1. Disayang dan disukai oleh banyak orang.


2. Mencinta, empati dan kepedulian pada orang lain.
3. Bangga dengan dirinya sendiri.
4. Bertanggung jawab terhadap perilaku sendiri dan menerima konsekuensinya.
5. Percaya diri, optimistic dan penuh harap.

c. I Can (aku dapat)


I can adalah sumber resiliensi yang berkaitan dengan apa saja yang dapat dilakukan oleh
remaja sehubungan dengan keterampilan-keterampilan sosial dan inter personal. I can adalah
kemampuan yang dimiliki individu untuk mengungkapkan perasaan dan pikiran dalam
berkomunikasi dengan orang lain, memecahkan masalah dalam berbagai seting kehidupan
(akademis, pekerjaan, pribadi dan sosial) dan mengatur tingkah laku, serta mendapatkan
bantuan saat membutuhkannya. Beberapa hal yang perlu dikembangkan untuk menumbuhkan
faktor I Can yaitu:

1. Berkomunikasi.
2. Memecahkan masalah.
3. Mengelola perasaan dan impuls-impuls.
4. Mengukur tempramen sendiri dan orang lain.
5. Menjalin hubungan-hubungan yang saling mempercayai.

Tahapan Resiliensi
Menurut Coulson (2006), terdapat empat tahapan yang terjadi ketika seseorang mengalami
situasi dari kondisi yang menekan (significant adversity) sebelum akhirnya terjadi resiliensi,
yaitu sebagai berikut:

a.

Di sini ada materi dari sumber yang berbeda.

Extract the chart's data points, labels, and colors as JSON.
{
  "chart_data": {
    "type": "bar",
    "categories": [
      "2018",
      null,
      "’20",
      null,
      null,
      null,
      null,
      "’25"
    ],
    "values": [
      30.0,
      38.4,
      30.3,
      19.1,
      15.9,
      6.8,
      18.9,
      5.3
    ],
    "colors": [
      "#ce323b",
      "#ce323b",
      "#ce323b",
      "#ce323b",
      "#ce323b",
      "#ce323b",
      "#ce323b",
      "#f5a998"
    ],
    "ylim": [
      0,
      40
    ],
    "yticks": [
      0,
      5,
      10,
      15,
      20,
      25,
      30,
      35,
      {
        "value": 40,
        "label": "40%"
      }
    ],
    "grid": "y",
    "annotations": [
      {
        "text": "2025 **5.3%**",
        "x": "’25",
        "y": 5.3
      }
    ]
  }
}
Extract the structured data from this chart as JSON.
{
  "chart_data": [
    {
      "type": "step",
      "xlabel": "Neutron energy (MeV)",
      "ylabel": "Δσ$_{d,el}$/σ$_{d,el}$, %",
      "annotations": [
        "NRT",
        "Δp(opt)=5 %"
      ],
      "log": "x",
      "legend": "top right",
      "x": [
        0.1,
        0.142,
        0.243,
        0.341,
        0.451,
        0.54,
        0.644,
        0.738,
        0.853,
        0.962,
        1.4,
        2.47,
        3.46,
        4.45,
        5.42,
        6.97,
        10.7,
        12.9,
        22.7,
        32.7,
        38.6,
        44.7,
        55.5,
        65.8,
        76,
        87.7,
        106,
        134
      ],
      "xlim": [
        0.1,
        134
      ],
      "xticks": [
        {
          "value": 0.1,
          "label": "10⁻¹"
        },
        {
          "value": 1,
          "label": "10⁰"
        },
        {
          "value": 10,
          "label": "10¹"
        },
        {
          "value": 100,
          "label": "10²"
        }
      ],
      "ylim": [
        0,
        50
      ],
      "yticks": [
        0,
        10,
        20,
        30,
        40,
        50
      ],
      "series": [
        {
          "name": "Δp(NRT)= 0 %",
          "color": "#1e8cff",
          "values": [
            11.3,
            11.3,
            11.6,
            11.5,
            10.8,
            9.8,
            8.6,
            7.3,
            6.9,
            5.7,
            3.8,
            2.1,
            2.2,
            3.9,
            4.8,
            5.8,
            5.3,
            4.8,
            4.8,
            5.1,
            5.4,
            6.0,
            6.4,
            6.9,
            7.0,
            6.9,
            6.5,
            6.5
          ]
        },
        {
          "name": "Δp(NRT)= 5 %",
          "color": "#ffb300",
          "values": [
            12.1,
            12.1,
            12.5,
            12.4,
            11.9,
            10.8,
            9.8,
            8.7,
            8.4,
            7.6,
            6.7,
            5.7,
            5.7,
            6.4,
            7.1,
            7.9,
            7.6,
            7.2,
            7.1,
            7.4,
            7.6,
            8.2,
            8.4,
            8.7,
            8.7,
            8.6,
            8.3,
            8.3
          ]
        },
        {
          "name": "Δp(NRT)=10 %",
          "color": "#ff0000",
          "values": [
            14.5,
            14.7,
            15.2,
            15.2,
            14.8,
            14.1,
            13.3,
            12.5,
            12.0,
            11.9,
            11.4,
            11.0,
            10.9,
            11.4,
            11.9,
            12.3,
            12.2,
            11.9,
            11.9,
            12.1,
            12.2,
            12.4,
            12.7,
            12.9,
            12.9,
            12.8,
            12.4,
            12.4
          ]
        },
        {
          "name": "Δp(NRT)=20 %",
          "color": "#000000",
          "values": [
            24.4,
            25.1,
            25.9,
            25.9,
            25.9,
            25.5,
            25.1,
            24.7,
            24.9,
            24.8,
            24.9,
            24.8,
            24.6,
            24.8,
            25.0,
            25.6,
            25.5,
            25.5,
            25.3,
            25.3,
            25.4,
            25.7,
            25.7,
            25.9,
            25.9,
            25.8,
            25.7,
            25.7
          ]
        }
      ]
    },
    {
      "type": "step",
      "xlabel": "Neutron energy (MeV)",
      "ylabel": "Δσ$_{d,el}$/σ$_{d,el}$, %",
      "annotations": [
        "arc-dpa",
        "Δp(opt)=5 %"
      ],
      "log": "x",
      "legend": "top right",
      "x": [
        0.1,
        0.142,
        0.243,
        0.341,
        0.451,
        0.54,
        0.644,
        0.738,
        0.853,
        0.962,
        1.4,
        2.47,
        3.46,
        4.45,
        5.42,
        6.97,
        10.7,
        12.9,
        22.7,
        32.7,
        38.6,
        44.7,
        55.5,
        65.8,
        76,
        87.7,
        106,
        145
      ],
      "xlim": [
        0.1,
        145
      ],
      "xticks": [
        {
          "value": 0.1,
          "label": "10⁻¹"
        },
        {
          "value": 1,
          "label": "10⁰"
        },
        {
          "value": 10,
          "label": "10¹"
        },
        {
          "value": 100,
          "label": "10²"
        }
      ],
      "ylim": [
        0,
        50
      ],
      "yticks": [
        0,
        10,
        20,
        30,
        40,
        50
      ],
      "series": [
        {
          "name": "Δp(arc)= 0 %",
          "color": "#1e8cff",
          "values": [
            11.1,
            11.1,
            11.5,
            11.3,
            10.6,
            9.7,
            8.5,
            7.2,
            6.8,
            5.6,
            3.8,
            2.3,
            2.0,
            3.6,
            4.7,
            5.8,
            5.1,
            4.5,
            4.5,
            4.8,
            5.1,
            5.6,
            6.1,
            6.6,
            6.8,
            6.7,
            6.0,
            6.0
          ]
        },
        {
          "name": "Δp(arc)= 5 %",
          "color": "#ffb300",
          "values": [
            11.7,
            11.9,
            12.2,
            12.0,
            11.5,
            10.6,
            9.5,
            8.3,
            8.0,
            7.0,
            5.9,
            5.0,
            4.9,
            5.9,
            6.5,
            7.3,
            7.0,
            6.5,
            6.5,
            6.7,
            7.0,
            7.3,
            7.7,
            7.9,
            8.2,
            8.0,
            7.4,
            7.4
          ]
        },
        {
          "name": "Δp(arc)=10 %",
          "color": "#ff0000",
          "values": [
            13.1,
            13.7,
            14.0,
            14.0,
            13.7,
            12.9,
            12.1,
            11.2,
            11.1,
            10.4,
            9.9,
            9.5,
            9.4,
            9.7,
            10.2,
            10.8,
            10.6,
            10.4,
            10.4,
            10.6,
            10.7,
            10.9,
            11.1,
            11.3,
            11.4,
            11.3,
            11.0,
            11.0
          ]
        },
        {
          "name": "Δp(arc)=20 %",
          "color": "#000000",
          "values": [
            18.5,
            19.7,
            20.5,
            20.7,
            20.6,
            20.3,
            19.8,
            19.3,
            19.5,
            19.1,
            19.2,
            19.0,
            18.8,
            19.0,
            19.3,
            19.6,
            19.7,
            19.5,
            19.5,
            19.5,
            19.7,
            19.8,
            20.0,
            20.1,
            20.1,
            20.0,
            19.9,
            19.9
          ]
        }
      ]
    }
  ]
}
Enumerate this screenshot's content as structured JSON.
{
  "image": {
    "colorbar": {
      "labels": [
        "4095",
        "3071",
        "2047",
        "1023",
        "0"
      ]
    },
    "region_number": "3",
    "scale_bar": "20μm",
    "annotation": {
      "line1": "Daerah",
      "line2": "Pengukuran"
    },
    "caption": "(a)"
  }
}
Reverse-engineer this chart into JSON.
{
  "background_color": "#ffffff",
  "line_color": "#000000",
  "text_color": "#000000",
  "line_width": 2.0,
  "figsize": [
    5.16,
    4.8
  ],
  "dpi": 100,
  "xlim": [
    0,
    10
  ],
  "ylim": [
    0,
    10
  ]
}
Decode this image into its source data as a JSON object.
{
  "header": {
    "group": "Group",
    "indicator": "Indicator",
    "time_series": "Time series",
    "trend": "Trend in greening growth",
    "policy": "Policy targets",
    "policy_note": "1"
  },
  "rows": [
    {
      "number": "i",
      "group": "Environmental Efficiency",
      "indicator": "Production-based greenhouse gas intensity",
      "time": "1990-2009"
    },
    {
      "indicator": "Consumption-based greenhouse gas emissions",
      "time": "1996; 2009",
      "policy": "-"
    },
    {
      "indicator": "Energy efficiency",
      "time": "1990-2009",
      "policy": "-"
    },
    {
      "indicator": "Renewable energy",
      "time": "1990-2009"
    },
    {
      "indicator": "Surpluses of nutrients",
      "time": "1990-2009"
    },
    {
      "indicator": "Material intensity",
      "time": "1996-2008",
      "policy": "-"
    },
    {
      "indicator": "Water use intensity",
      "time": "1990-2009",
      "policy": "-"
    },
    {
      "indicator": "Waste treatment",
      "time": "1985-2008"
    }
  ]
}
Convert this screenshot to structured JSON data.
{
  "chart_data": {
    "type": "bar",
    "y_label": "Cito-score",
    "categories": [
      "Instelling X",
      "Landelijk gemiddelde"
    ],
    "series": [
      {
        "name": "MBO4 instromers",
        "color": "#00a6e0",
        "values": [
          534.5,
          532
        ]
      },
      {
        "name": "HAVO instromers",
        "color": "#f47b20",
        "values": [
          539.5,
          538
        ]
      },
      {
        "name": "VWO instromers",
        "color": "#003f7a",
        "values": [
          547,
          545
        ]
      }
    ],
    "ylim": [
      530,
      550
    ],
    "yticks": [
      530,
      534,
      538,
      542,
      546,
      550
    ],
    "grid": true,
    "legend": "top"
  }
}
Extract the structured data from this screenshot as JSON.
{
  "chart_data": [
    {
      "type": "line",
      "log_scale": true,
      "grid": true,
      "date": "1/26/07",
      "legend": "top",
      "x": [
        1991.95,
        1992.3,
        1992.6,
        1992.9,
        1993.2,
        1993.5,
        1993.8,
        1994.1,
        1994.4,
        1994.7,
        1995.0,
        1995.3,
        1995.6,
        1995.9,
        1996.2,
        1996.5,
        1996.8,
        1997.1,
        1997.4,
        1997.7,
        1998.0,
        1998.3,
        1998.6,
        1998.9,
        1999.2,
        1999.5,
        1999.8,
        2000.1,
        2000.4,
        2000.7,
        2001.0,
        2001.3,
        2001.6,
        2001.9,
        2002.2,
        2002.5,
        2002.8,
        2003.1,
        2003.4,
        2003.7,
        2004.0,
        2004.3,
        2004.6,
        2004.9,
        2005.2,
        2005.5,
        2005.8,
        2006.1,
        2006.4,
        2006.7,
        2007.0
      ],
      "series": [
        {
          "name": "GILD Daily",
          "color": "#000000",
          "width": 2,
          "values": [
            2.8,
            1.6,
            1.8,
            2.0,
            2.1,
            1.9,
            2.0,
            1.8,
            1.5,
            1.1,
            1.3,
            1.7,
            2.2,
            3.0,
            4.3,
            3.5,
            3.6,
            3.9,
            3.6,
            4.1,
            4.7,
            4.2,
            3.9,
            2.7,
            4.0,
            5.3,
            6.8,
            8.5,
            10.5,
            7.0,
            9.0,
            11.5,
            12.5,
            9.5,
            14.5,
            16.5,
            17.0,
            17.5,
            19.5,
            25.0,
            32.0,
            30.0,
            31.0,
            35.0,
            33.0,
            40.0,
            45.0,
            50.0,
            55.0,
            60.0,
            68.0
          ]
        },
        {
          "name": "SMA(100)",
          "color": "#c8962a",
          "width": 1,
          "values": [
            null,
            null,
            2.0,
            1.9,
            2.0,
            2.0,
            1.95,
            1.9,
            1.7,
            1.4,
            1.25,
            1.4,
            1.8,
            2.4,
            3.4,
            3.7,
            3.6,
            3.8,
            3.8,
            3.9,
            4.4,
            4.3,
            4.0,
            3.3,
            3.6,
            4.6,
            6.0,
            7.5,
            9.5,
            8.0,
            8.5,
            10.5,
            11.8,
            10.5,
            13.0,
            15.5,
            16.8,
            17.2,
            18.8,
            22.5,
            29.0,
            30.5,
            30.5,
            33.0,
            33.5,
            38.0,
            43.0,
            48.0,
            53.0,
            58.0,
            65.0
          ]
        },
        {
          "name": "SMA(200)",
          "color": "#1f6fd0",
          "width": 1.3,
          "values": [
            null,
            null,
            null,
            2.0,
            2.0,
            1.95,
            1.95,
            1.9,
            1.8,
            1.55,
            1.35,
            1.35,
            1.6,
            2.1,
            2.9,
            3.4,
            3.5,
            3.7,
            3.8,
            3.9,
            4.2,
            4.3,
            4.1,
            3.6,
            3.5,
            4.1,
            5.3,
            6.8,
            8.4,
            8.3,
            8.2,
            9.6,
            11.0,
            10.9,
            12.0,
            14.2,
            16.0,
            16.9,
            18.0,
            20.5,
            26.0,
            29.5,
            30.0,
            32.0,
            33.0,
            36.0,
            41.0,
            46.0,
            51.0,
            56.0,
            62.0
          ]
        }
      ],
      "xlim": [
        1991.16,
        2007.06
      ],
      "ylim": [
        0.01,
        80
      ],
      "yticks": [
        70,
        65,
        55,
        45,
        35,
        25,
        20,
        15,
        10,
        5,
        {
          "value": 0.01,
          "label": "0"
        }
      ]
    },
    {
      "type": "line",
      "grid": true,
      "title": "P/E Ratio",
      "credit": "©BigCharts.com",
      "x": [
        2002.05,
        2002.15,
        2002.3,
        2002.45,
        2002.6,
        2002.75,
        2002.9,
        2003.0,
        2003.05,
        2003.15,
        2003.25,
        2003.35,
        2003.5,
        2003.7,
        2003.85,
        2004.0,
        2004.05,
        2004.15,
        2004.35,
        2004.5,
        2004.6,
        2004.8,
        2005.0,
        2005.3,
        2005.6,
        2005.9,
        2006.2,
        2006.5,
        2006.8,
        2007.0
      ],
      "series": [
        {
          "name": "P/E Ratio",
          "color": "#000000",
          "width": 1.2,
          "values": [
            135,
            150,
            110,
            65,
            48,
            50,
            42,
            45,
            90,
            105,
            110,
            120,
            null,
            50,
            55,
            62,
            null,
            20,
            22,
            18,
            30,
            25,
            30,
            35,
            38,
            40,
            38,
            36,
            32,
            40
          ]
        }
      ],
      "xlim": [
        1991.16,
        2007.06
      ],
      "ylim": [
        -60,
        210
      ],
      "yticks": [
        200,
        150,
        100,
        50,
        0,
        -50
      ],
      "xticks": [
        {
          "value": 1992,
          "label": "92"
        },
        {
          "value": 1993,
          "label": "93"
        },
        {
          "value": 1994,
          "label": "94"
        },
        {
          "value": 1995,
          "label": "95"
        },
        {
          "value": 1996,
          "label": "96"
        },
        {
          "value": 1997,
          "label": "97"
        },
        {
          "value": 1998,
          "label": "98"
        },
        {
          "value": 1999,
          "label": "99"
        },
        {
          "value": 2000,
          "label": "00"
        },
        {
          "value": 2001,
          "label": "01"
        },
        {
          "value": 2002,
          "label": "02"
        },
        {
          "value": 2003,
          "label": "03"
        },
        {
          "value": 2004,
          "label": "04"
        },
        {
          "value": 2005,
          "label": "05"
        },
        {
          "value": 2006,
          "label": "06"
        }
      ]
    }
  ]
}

Mengalah

Mengalah adalah kondisi yang menurun dimana individu mengalah atau menyerah setelah
menghadapi suatu ancaman atau keadaan yang menekan. Level ini merupakan kondisi ketika
individu menemukan atau mengalami kemalangan yang terlalu berat bagi mereka. Outcome
dari individu yang berada pada level ini berpotensi mengalami depresi, narkoba dan pada
tataran ekstrem bisa sampai bunuh diri.

b. Bertahan (survival)

Pada tahapan ini individu tidak dapat meraih atau mengembalikan fungsi psikologis dan
emosi positif setelah dari kondisi yang menekan. Efek dari pengalaman yang menekan
membuat individu gagal untuk kembali berfungsi secara wajar.

c. Pemulihan (Recovery)

Recovery adalah kondisi ketika individu mampu pulih kembali pada fungsi psikologis dan
emosi secara wajar dan mampu beradaptasi dalam kondisi yang menekan, walaupun masih
menyisihkan efek dari perasaan negatif yang dialaminya. Dengan begitu, individu dapat
kembali beraktivitas untuk menjalani kehidupan sehari-harinya, mereka juga mampu
menunjukkan diri mereka sebagai individu yang resilien.

d. Berkembang Pesat (Thriving)

Pada tahapan ini, individu tidak hanya mampu kembali pada tahapan fungsi sebelumnya,
namun mereka mampu melampaui level ini pada beberapa respek. Pengalaman yang dialami
individu menjadikan mereka mampu menghadapi dan mengatasi kondisi yang menekan,
bahkan menantang hidup untuk membuat individu menjadi lebih baik.